Jeszcze przed świętami o konkursie nikt nie wspominał. Szefem PKO BP miał zostać Kazimierz Marcinkiewicz, który nie zgodził się na powrót do rządu. Jednak po medialnych atakach minister skarbu zmienił decyzję. Ekonomiści zarzucali Marcinkiewiczowi przede wszystkim brak doświadczenia. Ogłoszenie o konkursie na prezesa PKO BP ukaże się we wtorek. Nie ma w nim ani słowa o wymogu doświadczenia w bankowości. Kandydat musi za to „dawać rękojmię ostrożnego i stabilnego zarządzania bankiem, posiadać wyższe wykształcenie i doświadczenie zawodowe niezbędne do kierowania bankiem”. Zgłoszenia będą przyjmowane do 16 stycznia.

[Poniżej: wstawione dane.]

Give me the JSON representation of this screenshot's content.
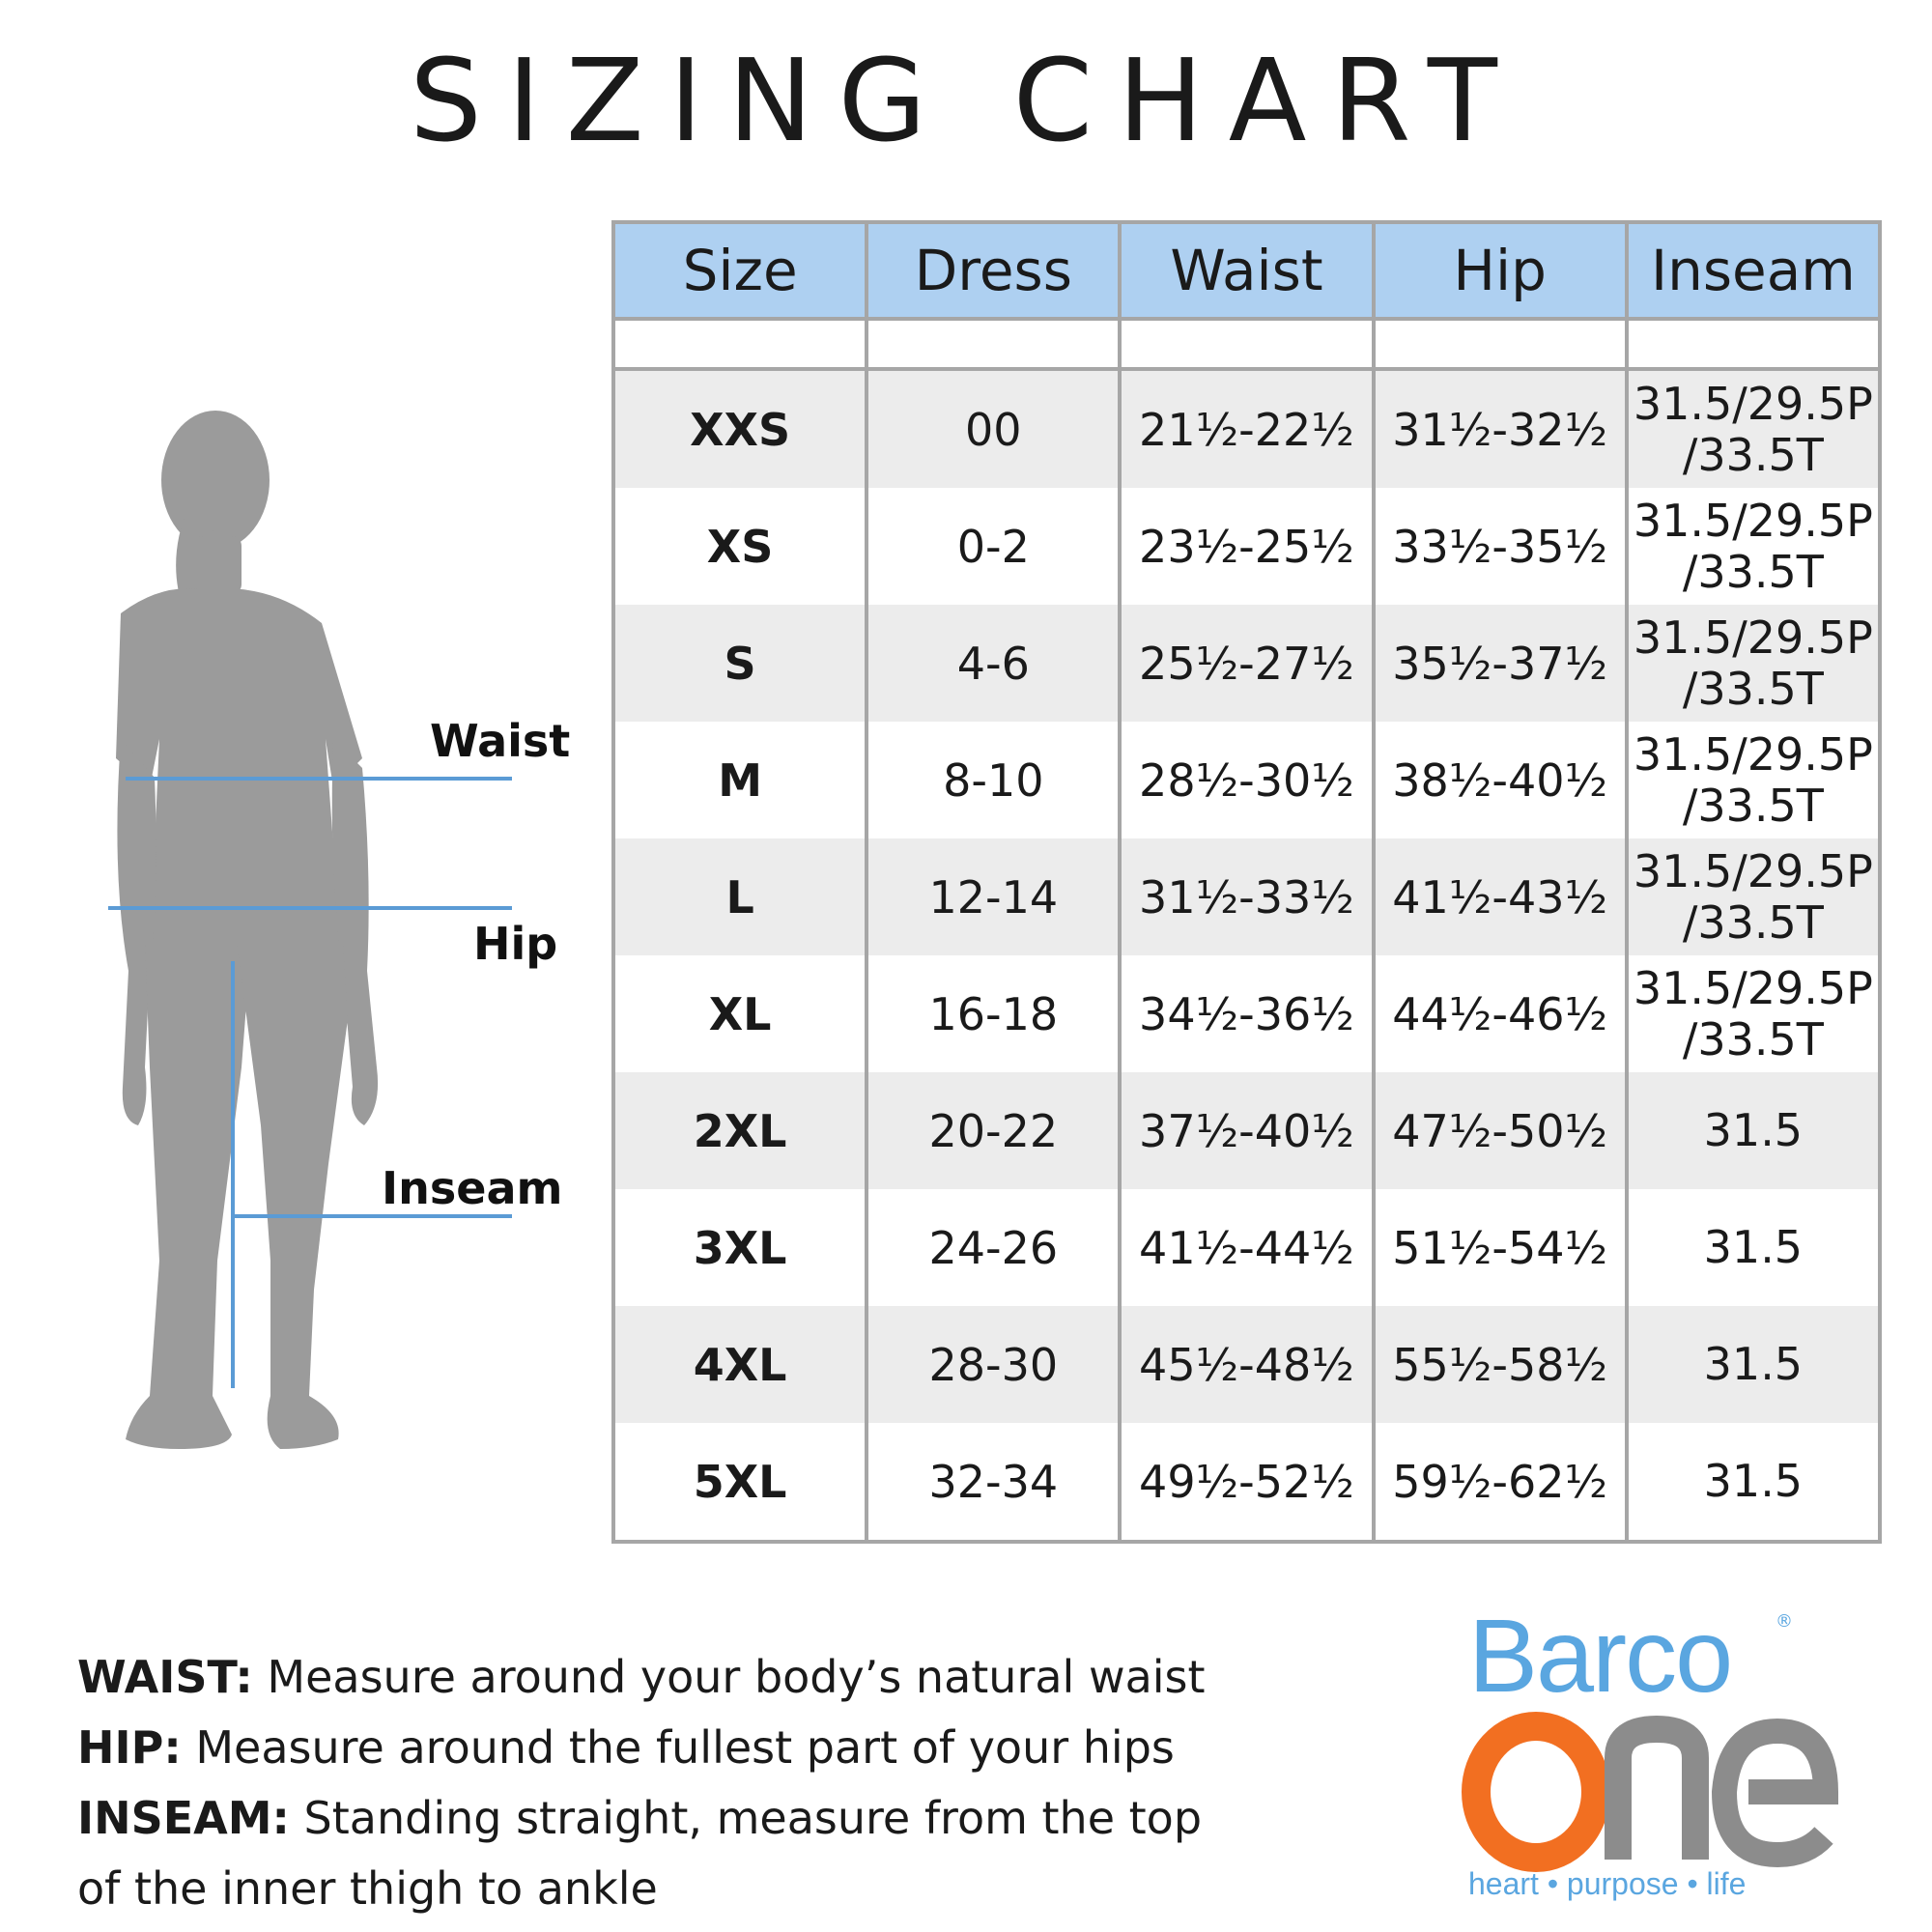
{
  "title": "SIZING CHART",
  "figure_labels": {
    "waist": "Waist",
    "hip": "Hip",
    "inseam": "Inseam"
  },
  "table": {
    "headers": [
      "Size",
      "Dress",
      "Waist",
      "Hip",
      "Inseam"
    ],
    "rows": [
      {
        "size": "XXS",
        "dress": "00",
        "waist": "21½-22½",
        "hip": "31½-32½",
        "inseam_1": "31.5/29.5P",
        "inseam_2": "/33.5T"
      },
      {
        "size": "XS",
        "dress": "0-2",
        "waist": "23½-25½",
        "hip": "33½-35½",
        "inseam_1": "31.5/29.5P",
        "inseam_2": "/33.5T"
      },
      {
        "size": "S",
        "dress": "4-6",
        "waist": "25½-27½",
        "hip": "35½-37½",
        "inseam_1": "31.5/29.5P",
        "inseam_2": "/33.5T"
      },
      {
        "size": "M",
        "dress": "8-10",
        "waist": "28½-30½",
        "hip": "38½-40½",
        "inseam_1": "31.5/29.5P",
        "inseam_2": "/33.5T"
      },
      {
        "size": "L",
        "dress": "12-14",
        "waist": "31½-33½",
        "hip": "41½-43½",
        "inseam_1": "31.5/29.5P",
        "inseam_2": "/33.5T"
      },
      {
        "size": "XL",
        "dress": "16-18",
        "waist": "34½-36½",
        "hip": "44½-46½",
        "inseam_1": "31.5/29.5P",
        "inseam_2": "/33.5T"
      },
      {
        "size": "2XL",
        "dress": "20-22",
        "waist": "37½-40½",
        "hip": "47½-50½",
        "inseam_1": "31.5",
        "inseam_2": ""
      },
      {
        "size": "3XL",
        "dress": "24-26",
        "waist": "41½-44½",
        "hip": "51½-54½",
        "inseam_1": "31.5",
        "inseam_2": ""
      },
      {
        "size": "4XL",
        "dress": "28-30",
        "waist": "45½-48½",
        "hip": "55½-58½",
        "inseam_1": "31.5",
        "inseam_2": ""
      },
      {
        "size": "5XL",
        "dress": "32-34",
        "waist": "49½-52½",
        "hip": "59½-62½",
        "inseam_1": "31.5",
        "inseam_2": ""
      }
    ]
  },
  "notes": [
    {
      "term": "WAIST:",
      "text": " Measure around your body’s natural waist"
    },
    {
      "term": "HIP:",
      "text": " Measure around the fullest part of your hips"
    },
    {
      "term": "INSEAM:",
      "text": " Standing straight, measure from the top of the inner thigh to ankle"
    }
  ],
  "logo": {
    "brand": "Barco",
    "sub": "one",
    "registered": "®",
    "tagline": "heart • purpose • life"
  },
  "colors": {
    "header_bg": "#aed0f1",
    "row_shade": "#ececec",
    "grid": "#a6a6a6",
    "measure_line": "#5b9bd5",
    "silhouette": "#9b9b9b",
    "logo_blue": "#5aa6e0",
    "logo_orange": "#f26f21",
    "logo_gray": "#8c8c8c"
  }
}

Natomiast Marcinkiewicz od wtorku będzie doradzał p.o. prezesa Sławomirowi Skrzypkowi, jak sam mówi – „w sprawach nowej strategii”. – Objęcie stanowiska doradcy nie otwiera Kazimierzowi Marcinkiewiczowi drogi do funkcji prezesa, bo nie jest ono kwalifikowane jako wymagane prawem doświadczenie na stanowisku kierowniczym – mówi Krzysztof Pietraszkiewicz, prezes Związku Banków Polskich.
– Jeżeli się nie ma kompetencji do tego, żeby być szefem jakiejś instytucji, to tym bardziej nie ma się kompetencji, by być doradcą szefa takiej instytucji – kwituje Adam Szejnfeld (PO).